Tribunal Administratif de Nantes — Décision N° TA44-2208391

lundi 27 mars 2023

JuridictionTribunal Administratif de Nantes
SectionTribunal Administratif de Nantes
N° DossierTA44-2208391
TypeDécision
RecoursExcès de pouvoir
PublicationC
Formation10ème chambre
Avocat requérantPRONOST

Texte intégral

Vu la procédure suivante :

Par une requête et trois mémoires, enregistrés les 21 juin, 14 juillet et 26 septembre 2022 et le 2 février 2023, M. B A et Mme D A, représentés par Me Pronost, demandent au tribunal dans le dernier état de leurs écritures :

1°) d'annuler la décision du 11 mai 2022 par laquelle la commission de recours contre les décisions de refus de visa d'entrée en France a rejeté le recours dirigé contre la décision de l'ambassade de France en Guinée et en Sierra Leone refusant de délivrer à Mme A un visa de long séjour au titre de la réunification familiale ;

2°) d'enjoindre au ministre de l'intérieur de faire délivrer le visa sollicité dans un délai d'un mois à compter de la notification du jugement à intervenir sous astreinte de 100 euros par jour de retard ou, à défaut, de faire réexaminer la demande de visa dans les mêmes conditions de délai et d'astreinte ;

3°) de mettre à la charge de l'Etat la somme de 1 500 euros à verser à Me Pronost en application des dispositions combinées de l'article L. 761-1 du code de justice administrative et de l'article 37 de la loi du 10 juillet 1991, sous réserve qu'elle renonce à percevoir la part contributive de l'Etat au titre de l'aide juridictionnelle.

Ils soutiennent que :

- il n'est pas établi que la commission était régulièrement composée lors de la séance au cours de laquelle la décision a été prise ;

- la décision attaquée est entachée d'une erreur d'appréciation ;

- elle méconnaît les stipulations de l'article 8 de la convention européenne de sauvegarde des droits de l'homme et des libertés fondamentale.
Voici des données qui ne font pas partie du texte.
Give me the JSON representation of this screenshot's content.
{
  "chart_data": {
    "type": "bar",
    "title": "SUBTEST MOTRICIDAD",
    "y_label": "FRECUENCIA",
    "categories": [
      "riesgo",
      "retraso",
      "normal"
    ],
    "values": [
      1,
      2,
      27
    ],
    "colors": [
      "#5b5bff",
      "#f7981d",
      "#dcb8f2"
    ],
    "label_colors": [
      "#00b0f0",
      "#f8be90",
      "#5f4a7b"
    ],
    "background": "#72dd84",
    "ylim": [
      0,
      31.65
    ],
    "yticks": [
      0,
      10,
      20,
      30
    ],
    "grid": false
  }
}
Par un mémoire en défense, enregistré le 1er février 2023, le ministre de l'intérieur et des outre-mer conclut au rejet de la requête.

Il fait valoir que les moyens soulevés par les requérants ne sont pas fondés.

M. A a été admis au bénéfice de l'aide juridictionnelle totale par une décision du 21 juillet 2022.

Vu les autres pièces du dossier.

Vu :

- le code de l'entrée et du séjour des étrangers et du droit d'asile ;

- la loi n° 91-647 du 10 juillet 1991 ;

- le code de justice administrative.

La présidente de la formation de jugement a dispensé le rapporteur public, sur sa proposition, de prononcer des conclusions à l'audience.

Les parties ont été régulièrement averties du jour de l'audience.

Ont été entendus au cours de l'audience publique :

- le rapport de M. C,

- et les observations de Me Pronost, représentant les requérants.

Considérant ce qui suit :

1. M. B A, ressortissant guinéen, s'est vu reconnaître la qualité de réfugié le 24 mars 2020 par décision du directeur général de l'office français de protection des réfugiés et apatrides (OFPRA). Mme D A, son épouse alléguée, a sollicité la délivrance d'un visa de long séjour au titre de la réunification familiale auprès de l'ambassade de France en Guinée et en Sierra Leone, laquelle a rejeté sa demande le 2 décembre 2021. Par une décision du 11 mai 2022, la commission de recours contre les décisions de refus de visa d'entrée en France a rejeté le recours formé à l'encontre de la décision de l'autorité consulaire. Les requérants demandent au tribunal l'annulation de cette décision.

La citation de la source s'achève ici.